Kobe Bryant: Why the Mamba’s Greatness Exceeds That of Tim Duncan

More and more, I’m hearing about how great Tim Duncan is, and how great he has been over the course of his sixteen year career in the NBA.

In a video aired on ESPN, analyst Bill Simmons claims that Duncan is the best player of his generation—better than “Kobe Bryant, [Kevin] Garnett, Shaq—greater than anyone,” Simmons says.

Stop it.

Duncan is arguably the greatest power forward of all time and is, without a shadow of a doubt, a first-ballot Hall of Famer. Sure, he probably was better than Garnett and won more than Shaquille O'Neal, so I’m going to leave those two alone.
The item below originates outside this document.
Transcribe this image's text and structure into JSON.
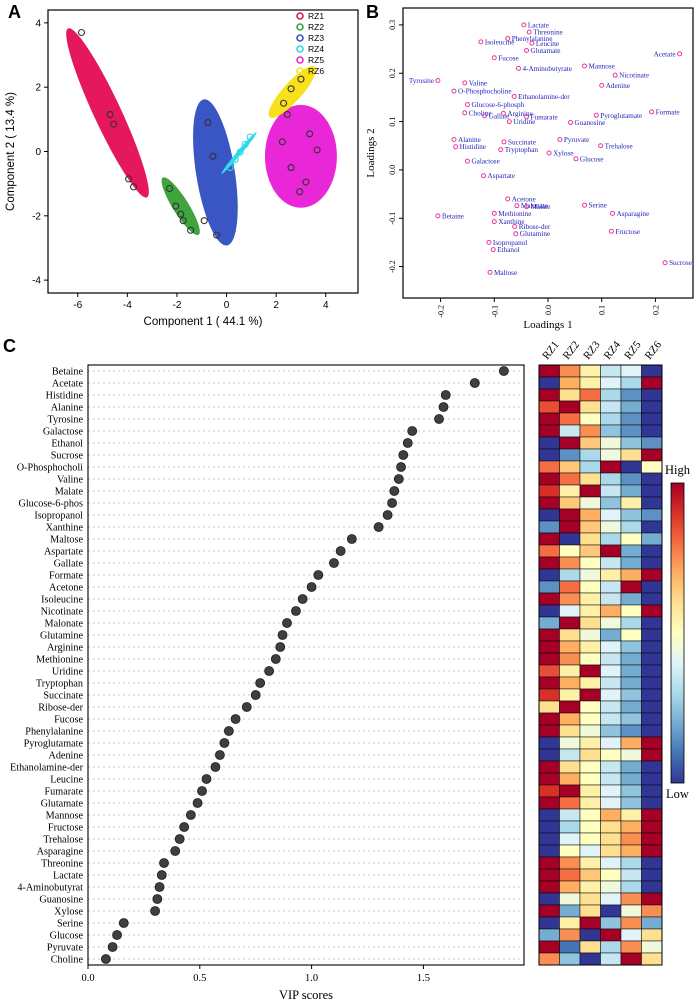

But Bryant’s legacy I will touch on because, to be frank, it's greatness is far superior to Duncan’s.

Statistically, Bryant has been better—there is no getting around that. He's averaged 25.5 points per game over the course of his 17-year career while appearing in the Finals seven times. He's been on 12 NBA All-Defensive teams and has twice won the scoring title. Probably the most impressive thing about Bryant's career is that he is the fourth-leading scorer in the history of the NBA (via Basketball Reference).

The argument most people make for Duncan is that he has accumulated more accolades than the Black Mamba, but even that isn’t entirely true.
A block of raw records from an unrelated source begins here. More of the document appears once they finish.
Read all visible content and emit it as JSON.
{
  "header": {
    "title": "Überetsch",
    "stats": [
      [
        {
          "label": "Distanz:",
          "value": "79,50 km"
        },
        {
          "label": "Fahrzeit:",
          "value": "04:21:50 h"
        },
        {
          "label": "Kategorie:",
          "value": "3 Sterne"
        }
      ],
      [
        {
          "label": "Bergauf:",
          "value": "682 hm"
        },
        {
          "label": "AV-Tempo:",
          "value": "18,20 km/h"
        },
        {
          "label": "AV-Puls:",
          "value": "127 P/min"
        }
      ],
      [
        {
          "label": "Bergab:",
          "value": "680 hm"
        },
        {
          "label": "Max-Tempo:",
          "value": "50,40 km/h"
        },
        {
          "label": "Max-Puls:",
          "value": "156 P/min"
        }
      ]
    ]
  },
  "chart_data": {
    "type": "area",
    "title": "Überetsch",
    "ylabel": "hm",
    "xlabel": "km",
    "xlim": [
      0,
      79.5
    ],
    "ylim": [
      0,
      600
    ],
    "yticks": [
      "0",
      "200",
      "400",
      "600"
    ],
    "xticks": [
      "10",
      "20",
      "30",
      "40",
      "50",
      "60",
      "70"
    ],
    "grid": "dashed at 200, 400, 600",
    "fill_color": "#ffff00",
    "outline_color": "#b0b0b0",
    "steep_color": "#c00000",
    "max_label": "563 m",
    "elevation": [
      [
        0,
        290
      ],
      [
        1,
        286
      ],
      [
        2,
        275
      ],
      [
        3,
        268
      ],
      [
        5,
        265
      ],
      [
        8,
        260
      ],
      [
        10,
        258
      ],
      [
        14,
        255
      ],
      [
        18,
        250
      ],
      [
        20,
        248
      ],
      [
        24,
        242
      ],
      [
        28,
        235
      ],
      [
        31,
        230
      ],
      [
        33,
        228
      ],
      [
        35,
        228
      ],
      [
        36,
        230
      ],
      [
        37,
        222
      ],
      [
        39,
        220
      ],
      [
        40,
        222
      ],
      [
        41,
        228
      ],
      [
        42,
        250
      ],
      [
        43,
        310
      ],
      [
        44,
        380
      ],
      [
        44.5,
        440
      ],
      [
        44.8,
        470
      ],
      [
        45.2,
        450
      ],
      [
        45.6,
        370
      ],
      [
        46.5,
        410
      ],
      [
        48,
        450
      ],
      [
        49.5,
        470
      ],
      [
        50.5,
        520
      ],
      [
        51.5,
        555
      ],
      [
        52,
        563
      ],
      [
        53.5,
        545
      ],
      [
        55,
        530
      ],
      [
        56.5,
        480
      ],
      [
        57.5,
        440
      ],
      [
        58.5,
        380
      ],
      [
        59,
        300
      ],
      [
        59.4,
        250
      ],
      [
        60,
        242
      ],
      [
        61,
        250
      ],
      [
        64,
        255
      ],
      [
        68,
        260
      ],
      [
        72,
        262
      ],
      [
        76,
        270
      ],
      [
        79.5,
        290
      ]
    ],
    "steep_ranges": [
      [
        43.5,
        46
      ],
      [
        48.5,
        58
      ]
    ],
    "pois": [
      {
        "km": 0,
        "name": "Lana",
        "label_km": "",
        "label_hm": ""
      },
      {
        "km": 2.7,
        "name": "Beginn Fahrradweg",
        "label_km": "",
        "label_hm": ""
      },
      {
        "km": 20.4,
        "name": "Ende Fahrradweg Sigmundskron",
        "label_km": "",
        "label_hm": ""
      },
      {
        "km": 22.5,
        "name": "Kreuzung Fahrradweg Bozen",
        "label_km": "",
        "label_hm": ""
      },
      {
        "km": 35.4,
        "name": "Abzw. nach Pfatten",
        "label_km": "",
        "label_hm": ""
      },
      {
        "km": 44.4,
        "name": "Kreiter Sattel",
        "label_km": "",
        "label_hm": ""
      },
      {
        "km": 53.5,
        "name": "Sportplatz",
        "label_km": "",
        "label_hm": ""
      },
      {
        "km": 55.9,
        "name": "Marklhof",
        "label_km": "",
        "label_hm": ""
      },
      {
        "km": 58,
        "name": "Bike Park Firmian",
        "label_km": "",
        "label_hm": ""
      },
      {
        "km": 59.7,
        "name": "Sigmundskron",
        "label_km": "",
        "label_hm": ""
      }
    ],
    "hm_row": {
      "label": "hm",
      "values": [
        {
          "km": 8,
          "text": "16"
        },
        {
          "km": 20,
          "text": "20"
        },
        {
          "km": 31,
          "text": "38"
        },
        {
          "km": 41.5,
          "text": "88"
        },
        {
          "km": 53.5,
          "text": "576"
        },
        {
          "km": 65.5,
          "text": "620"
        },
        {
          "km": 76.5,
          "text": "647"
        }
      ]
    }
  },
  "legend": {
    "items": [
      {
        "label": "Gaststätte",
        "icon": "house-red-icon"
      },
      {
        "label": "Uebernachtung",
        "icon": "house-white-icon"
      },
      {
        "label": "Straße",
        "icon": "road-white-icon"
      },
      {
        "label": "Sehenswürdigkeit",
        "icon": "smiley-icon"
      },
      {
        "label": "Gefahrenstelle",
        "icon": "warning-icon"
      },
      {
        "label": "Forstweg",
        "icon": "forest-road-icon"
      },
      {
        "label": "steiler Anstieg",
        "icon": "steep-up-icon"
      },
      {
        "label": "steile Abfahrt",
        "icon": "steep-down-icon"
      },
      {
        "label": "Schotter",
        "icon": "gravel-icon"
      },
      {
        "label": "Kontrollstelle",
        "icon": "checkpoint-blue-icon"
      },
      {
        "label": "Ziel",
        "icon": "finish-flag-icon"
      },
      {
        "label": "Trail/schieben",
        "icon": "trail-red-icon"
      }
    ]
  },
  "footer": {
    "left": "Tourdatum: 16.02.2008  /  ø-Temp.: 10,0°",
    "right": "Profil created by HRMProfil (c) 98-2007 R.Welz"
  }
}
The Big Fundamental has won two MVPs, four rings and three Finals MVP awards in comparison to Bryant’s one MVP, five rings and two Finals MVPs.

Again, I’m not taking anything away from Duncan—Bryant has better career averages in points per game, but Duncan has him beat in shooting percentage. While Bryant is superior in assists (barely), Duncan bests him in rebounding. They play different positions, so stats like assists and rebounds can’t be given too much emphasis.

Duncan is a great player—but to say that he is better than Bryant is outrageous.